A court ruling allowing Johnson & Johnson to use a controversial bankruptcy strategy to force cancer victims into potential settlement talks has raised the odds that other companies facing costly product-liability claims like 3M Co., and Dow Inc. may follow suit, analysts and legal experts say.
A judge in February cleared J&J to employ a legal tactic known as the Texas Two-Step in which it shunted almost 40,000 claims into a purposely created unit that then filed for bankruptcy under a business-friendly Texas law. The ruling temporarily halted the litigation over J&J’s iconic baby powder while the company tries to negotiate settlements.
Some legal experts worry the ruling may set off a chain reaction of similar filings by otherwise solvent companies that could swamp the courts. J&J argues the move was its only way of corralling talc litigation costs. Advocates for cancer victims counter the filing is just a way for J&J to cap how much it has to pay out.
Two victim groups have appealed the court decision to let the bankruptcy continue. On Monday, one of the groups said it will press to have the case dismissed because the Chapter 11 petition was filed in bad faith and isn’t a legitimate attempt to reorganize a financially struggling company.
3M faces about 300,000 claims accusing it of producing defective earplugs for the U.S. military, in what is currently the U.S.’s largest consolidated mass-tort case. It’s lost 6 of 11 trials over the hearing-protection devices since 2018. Dow has acknowledged in securities filings over the last two years that it faces more than 9,000 claims tied to cancer-causing asbestos from products made by units such as Union Carbide.
“It makes total sense for companies like 3M to explore this opportunity to resolve cases especially given investors’ concerns about” the earplug suits and environmental liabilities, said Julian Mitchell, an analyst with Barclays Plc, who added that a Chapter 11 bankruptcy may be almost inevitable for 3M.
Condemned Tactic
Officials from 3M — maker of products ranging from Post-It Notes to Ace Bandages — wouldn’t say whether J&J’s victory would change its legal approach. “We will continue to defend ourselves vigorously throughout this litigation,” 3M spokesman Sean Lynch said in an email. “3M manages litigation and evaluates our legal strategy based on many factors.”
Shareholders may demand executives at 3M and other companies explore using bankruptcy to wipe out litigation overhang on stock prices, said Charles Tatelbaum, a lawyer who specializes in business-restructuring cases.
“At this point, it would be malpractice for 3M’s lawyers not to try to take advantage of the huge door that has been blown open to deal with their liabilities,” said Tatelbaum, a Florida-based bankruptcy attorney and a former top official of the American Bankruptcy Institute.
Representatives of Dow didn’t immediately comment on if the company was weighing using bankruptcy to address mass-tort liabilities.

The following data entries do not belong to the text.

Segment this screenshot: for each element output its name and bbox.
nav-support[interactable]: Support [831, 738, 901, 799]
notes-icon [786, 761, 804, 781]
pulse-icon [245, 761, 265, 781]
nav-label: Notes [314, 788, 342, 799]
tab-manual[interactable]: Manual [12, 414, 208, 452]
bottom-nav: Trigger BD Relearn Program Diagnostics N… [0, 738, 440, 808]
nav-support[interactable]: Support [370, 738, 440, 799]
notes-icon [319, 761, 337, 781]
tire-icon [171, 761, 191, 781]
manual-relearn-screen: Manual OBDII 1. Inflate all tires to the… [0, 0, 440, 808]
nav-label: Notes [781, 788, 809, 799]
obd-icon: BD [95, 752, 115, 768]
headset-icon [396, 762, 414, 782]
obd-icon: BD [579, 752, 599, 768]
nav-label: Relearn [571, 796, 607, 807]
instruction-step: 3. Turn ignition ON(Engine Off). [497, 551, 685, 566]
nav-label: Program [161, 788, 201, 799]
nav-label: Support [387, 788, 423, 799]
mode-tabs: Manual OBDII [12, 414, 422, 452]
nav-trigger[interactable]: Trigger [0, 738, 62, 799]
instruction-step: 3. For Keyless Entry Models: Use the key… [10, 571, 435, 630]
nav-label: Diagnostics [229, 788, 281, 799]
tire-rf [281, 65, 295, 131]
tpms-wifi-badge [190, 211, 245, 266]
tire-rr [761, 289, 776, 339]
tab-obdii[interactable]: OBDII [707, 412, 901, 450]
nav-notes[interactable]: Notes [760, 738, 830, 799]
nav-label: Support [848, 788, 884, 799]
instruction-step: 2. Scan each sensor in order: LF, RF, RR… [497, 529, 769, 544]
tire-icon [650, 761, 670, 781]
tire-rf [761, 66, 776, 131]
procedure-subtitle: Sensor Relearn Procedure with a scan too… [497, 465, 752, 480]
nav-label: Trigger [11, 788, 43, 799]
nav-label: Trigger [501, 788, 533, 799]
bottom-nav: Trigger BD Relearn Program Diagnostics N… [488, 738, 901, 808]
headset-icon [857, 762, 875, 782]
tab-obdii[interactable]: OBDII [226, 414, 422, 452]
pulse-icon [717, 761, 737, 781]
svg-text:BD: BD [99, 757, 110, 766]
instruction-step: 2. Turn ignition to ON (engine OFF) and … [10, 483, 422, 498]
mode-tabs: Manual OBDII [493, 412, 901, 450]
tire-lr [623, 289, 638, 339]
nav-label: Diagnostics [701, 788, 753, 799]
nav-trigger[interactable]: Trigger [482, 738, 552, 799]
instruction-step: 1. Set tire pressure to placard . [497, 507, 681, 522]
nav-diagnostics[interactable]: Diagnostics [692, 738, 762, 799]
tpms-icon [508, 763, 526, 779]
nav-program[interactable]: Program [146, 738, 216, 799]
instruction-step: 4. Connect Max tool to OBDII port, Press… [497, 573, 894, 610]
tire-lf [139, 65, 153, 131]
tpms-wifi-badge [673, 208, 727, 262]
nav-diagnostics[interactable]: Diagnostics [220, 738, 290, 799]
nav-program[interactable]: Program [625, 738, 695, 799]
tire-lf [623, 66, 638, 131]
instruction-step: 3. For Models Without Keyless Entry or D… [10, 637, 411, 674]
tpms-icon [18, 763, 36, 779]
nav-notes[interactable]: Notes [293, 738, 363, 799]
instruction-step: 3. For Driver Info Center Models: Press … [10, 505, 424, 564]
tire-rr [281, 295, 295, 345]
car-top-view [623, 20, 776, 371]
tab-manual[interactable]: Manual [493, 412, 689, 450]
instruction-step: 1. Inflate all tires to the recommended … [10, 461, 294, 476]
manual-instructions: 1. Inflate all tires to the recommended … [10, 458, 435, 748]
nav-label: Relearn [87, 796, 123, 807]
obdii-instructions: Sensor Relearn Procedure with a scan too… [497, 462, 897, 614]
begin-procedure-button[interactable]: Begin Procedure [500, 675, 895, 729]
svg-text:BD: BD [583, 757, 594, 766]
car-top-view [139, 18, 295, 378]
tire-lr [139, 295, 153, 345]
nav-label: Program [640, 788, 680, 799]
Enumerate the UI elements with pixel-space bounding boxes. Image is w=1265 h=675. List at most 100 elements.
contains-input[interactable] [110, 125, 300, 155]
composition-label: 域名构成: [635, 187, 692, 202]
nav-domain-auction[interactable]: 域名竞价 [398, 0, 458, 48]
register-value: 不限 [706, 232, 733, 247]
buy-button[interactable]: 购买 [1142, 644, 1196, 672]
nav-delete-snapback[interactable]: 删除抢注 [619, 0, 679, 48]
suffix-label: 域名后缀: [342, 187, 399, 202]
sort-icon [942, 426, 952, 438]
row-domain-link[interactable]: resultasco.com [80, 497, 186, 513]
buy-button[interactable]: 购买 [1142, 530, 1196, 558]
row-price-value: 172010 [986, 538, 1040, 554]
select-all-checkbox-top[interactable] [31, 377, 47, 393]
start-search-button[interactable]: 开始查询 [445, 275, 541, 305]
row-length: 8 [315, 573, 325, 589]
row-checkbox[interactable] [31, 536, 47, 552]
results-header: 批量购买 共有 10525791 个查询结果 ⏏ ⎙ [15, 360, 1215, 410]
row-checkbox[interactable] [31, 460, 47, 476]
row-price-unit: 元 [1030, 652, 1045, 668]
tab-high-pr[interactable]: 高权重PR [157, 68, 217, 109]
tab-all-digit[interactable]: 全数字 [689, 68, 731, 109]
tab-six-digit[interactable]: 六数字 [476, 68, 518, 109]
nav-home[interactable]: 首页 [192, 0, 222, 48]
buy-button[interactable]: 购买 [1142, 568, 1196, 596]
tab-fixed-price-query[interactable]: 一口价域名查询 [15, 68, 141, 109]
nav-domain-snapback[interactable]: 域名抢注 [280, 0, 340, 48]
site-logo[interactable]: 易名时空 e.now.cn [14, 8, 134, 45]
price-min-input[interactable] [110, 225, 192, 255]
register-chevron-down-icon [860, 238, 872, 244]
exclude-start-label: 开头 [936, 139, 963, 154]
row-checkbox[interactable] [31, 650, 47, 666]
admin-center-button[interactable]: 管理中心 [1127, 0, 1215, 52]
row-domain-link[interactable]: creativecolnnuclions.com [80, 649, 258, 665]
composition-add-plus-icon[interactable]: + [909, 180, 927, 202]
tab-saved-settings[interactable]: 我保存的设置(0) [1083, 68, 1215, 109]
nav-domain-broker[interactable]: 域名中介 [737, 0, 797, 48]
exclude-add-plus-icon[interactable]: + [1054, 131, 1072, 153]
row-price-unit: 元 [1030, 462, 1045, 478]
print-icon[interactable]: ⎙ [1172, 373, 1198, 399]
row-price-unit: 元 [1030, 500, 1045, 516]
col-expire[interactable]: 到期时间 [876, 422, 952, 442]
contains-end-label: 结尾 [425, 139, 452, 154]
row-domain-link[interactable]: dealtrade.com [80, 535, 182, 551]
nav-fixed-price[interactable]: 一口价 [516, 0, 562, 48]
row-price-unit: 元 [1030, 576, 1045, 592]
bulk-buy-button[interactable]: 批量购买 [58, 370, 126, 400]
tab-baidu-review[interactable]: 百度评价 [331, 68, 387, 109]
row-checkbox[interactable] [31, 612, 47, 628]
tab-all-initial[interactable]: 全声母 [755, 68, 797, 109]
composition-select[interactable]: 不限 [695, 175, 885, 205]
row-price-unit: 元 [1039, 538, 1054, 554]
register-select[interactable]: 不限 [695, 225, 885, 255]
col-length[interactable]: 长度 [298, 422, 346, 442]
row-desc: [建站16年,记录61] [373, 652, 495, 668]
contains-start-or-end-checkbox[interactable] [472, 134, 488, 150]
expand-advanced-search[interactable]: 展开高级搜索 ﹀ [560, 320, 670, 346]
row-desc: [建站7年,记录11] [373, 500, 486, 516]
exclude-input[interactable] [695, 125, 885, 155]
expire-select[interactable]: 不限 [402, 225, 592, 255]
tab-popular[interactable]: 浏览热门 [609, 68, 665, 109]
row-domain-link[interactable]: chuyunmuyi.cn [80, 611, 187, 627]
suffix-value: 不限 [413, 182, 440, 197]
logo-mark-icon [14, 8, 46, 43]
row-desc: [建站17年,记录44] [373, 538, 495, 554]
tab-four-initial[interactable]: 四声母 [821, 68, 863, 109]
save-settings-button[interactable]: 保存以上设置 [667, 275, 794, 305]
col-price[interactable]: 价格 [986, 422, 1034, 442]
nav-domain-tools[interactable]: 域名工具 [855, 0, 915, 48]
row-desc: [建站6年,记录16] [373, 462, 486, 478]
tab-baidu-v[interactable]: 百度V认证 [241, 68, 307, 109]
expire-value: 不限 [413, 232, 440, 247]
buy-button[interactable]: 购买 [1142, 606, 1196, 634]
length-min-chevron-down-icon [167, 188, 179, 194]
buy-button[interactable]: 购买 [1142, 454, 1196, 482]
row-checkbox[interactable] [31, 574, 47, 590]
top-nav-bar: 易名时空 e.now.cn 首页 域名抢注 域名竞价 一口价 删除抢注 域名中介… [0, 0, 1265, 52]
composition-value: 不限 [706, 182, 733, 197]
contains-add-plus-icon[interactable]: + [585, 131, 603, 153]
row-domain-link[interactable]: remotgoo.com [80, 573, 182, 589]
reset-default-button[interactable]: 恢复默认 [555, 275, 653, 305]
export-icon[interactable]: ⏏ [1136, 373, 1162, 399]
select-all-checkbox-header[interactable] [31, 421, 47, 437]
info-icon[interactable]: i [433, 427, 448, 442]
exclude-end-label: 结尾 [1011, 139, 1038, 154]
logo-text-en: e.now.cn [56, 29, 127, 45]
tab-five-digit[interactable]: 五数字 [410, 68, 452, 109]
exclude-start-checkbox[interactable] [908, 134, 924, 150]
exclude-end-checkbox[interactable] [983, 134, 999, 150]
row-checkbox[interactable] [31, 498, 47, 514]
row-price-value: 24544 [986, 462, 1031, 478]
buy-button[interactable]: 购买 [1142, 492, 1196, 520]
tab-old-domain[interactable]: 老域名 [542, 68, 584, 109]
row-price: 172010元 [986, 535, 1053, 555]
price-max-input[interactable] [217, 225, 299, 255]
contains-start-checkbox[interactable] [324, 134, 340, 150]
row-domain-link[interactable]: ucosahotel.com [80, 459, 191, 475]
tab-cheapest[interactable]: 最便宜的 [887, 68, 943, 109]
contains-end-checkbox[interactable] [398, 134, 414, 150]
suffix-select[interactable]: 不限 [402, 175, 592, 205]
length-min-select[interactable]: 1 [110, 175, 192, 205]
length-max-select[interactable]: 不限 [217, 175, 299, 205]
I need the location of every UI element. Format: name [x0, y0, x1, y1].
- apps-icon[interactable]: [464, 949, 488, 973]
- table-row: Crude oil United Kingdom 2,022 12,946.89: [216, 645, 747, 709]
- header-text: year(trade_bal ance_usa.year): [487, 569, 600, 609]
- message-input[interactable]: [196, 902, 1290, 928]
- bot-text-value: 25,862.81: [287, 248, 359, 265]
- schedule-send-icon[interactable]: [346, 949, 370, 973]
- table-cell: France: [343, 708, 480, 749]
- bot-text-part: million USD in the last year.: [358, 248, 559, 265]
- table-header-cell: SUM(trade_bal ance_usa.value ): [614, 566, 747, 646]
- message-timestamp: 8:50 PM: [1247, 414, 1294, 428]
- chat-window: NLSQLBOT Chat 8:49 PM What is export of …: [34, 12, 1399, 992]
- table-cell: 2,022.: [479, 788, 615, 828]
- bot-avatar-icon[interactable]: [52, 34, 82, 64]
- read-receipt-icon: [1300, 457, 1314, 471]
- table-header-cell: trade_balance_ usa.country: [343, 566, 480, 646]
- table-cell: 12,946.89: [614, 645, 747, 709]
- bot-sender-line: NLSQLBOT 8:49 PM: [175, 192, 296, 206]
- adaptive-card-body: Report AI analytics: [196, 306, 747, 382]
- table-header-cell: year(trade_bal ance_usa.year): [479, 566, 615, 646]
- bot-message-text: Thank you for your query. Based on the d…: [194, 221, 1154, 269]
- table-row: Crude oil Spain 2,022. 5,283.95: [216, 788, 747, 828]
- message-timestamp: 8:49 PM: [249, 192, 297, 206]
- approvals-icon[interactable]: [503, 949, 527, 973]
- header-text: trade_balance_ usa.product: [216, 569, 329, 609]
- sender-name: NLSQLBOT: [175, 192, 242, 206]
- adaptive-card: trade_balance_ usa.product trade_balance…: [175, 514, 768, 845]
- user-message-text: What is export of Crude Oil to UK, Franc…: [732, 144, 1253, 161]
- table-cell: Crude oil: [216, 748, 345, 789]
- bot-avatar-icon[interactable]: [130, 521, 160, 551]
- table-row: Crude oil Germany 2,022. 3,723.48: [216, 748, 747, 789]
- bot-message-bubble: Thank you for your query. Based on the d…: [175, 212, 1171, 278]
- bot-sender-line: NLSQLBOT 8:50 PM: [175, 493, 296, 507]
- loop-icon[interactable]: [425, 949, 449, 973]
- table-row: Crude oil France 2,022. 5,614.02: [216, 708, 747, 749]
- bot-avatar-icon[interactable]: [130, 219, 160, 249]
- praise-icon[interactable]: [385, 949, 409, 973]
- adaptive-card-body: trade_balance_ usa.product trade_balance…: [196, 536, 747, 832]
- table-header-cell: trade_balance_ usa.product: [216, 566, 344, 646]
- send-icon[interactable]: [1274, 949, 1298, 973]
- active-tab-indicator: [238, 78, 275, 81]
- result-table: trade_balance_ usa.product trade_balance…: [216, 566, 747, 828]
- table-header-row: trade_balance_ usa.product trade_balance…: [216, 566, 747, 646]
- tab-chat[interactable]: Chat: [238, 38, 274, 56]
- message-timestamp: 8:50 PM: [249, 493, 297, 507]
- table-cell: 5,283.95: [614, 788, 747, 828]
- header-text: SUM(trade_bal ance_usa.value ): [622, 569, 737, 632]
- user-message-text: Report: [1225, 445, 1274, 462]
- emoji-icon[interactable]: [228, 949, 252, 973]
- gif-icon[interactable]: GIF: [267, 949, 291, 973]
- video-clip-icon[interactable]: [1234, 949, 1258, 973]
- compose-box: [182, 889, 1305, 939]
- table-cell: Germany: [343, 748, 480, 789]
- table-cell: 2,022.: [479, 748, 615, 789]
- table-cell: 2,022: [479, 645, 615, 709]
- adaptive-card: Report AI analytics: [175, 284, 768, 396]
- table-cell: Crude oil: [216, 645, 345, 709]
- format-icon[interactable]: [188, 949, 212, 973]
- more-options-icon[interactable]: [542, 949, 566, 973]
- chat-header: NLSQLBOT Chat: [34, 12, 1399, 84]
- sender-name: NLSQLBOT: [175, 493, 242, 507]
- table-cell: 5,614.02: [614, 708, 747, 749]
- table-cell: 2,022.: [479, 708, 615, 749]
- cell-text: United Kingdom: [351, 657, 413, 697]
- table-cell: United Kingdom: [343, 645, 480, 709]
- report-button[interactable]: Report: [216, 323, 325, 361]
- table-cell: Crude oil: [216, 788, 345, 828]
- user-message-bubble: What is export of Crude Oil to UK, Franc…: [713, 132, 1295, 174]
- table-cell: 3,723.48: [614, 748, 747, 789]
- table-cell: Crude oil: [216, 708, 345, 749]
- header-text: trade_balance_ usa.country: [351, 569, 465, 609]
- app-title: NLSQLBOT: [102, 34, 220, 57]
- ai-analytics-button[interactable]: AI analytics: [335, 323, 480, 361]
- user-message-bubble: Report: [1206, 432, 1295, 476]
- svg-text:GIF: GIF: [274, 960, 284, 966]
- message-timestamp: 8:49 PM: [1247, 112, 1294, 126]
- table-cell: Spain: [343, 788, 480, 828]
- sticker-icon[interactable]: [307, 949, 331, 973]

U.S. Bankruptcy Judge Michael Kaplan ruled February 25 that J&J can use bankruptcy rules to temporarily block more than 38,000 lawsuits while the company develops a trust fund to permanently end the cases.
J&J Says Law Firm Profits Motivate Opposition to Bankruptcy Deal
J&J’s strategy has been condemned by some legal scholars and members of Congress because the company is receiving a major benefit of Chapter 11 rules — the halt to lawsuits — without filing for bankruptcy, where the company would be subject to court oversight of its spending and other practices.
The handful of the companies that have used the strategy since it emerged in 2017 have faced suits targeting their use of asbestos, a toxic industrial material. The cases take advantage of special rules set up by Congress for companies threatened with insolvency by such suits.
Mark Lanier, a veteran plaintiffs’ lawyer whose recovered hundreds of millions of dollars from asbestos makers, said Kaplan’s decision “undoubtedly will prompt companies like Dow and Union Carbide to see if they also can manipulate the bankruptcy code to escape full accountability for their conduct.”
Floodgates
Unlike many ex-asbestos makers, Dow hasn’t put its Houston-based Union Carbide unit into Chapter 11 to deal with its asbestos mass-tort litigation. Two years ago, a New Jersey jury ordered Union Carbide to pay $2.38 million in damages to the widow of a worker in an adhesives plant that handled asbestos and died of a disease tied to the substance.
In a February filing with the U.S. Securities and Exchange Commission, Dow officials estimated they face more than $1 billion in asbestos liabilities tied to Union Carbide through 2049 — most of which focused on future claims.
Jared Ellias, a law professor at UC Hastings Law School in San Francisco was among a group of scholars who had urged Kaplan to dismiss the bankruptcy case, arguing it would “open the floodgates” to companies trying to dump their legal liabilities.
In his ruling, Kaplan said that may not be a bad thing.
“Given the court’s view that the establishment of a settlement trust within the bankruptcy system offers a preferred approach to best serve the interests of injured tort claimants and their families, maybe the gates indeed should be opened,” Kaplan wrote.
The J&J bankruptcy case is LTL Management LLC, 21-30589, U.S. Bankruptcy Court, District of New Jersey (Trenton).